Thursday, August 11, 2011

focus

The last few days I've been involved with a rewrite of the fltk- > haskell msg format, intended to fix some annoying focus issues, where haskell's idea of the current focused window is out of sync with the GUI.  The problem is that I was using the ViewId of a Context to indicate the "scope" of the msg, and then taking that to also be the current focused window.  But it's not true, because a close msg on one window is not an indication that that window has focus now!  I had some logic to ignore those cases but there were still nagging focus errors, so I decided to apply the lesson I learned with keyboard modifiers, which is to send the complete state explicitly on every single msg, rather than sending it only when "necessary" and assuming you caught all the necessary cases.  So I added a separate "focus" field that has the current focused window in it no matter what.

It's annoying work because it's all this low level peek/poke FFI stuff.  It would have been a lot less work if I had just added the new field, but I took the opportunity to factor the C++ UiMsg struct into a real union instead of an ad-hoc mess of optional fields.  I feel like effort spent here on clarity is worth it because this is one of the few places I can actually have a runtime error and the type system won't save me.
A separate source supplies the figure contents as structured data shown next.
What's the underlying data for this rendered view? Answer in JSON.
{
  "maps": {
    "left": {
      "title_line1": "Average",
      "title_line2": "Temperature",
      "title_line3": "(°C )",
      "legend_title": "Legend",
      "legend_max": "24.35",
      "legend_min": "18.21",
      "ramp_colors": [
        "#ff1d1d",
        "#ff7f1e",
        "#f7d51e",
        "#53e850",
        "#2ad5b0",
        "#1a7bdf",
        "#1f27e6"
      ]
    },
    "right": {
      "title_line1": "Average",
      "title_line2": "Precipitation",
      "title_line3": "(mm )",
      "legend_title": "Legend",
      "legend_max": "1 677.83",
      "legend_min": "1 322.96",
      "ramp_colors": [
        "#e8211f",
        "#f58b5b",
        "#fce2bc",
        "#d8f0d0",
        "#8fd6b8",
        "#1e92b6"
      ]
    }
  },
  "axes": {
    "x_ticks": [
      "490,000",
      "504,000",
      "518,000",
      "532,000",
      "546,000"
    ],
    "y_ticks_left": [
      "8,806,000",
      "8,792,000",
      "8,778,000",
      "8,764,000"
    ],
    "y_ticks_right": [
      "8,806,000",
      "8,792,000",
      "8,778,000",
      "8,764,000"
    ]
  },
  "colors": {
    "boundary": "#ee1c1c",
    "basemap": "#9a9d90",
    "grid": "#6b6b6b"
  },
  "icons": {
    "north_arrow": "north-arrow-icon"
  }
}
Going back to C++ for a while, it's really kind of amazing how many opportunities there are for runtime errors.  Every time you use an index, every time you assume a pointer is non-null, every time you read something from a possibly uninitialized field (and union fields can't have default constructors!).

It was a big hassle but it looks like it's working and no fishy focus confusion yet.  And every time I do an internal refactoring like this a stumble across another set of little things that could be cleaned up, small renamings, simplifications, etc.  Hard to tell how much good that stuff does, but it's fun.

It's kind of cool that ghc's case analysis will warn about missed cases for numbers:


Ui/UiMsgC.hsc:96:32:
    Warning: Pattern match(es) are non-exhaustive
         In a case alternative:
             Patterns not matched:
                 #x with #x `notElem` [1#, 2#, 3#, 4#, 5#, 6#, 7#]


Only it warns you about the elements you *did* match instead of the ones you missed.




Work has been slow lately because of other distractions.  Playing at a wedding on the weekend, so I have to practice.  Transcribing a piece for 婉昭, and learning lilypond while I'm at it.  This is sort of two birds with one stone because it would be interesting to make a lilypond backend for karya.  Staff notation is very good at showing vertical relationships in common practice music, better than my notation.  It would be nice to have it as an auxiliary display for the cases when it's faster to listen in your head.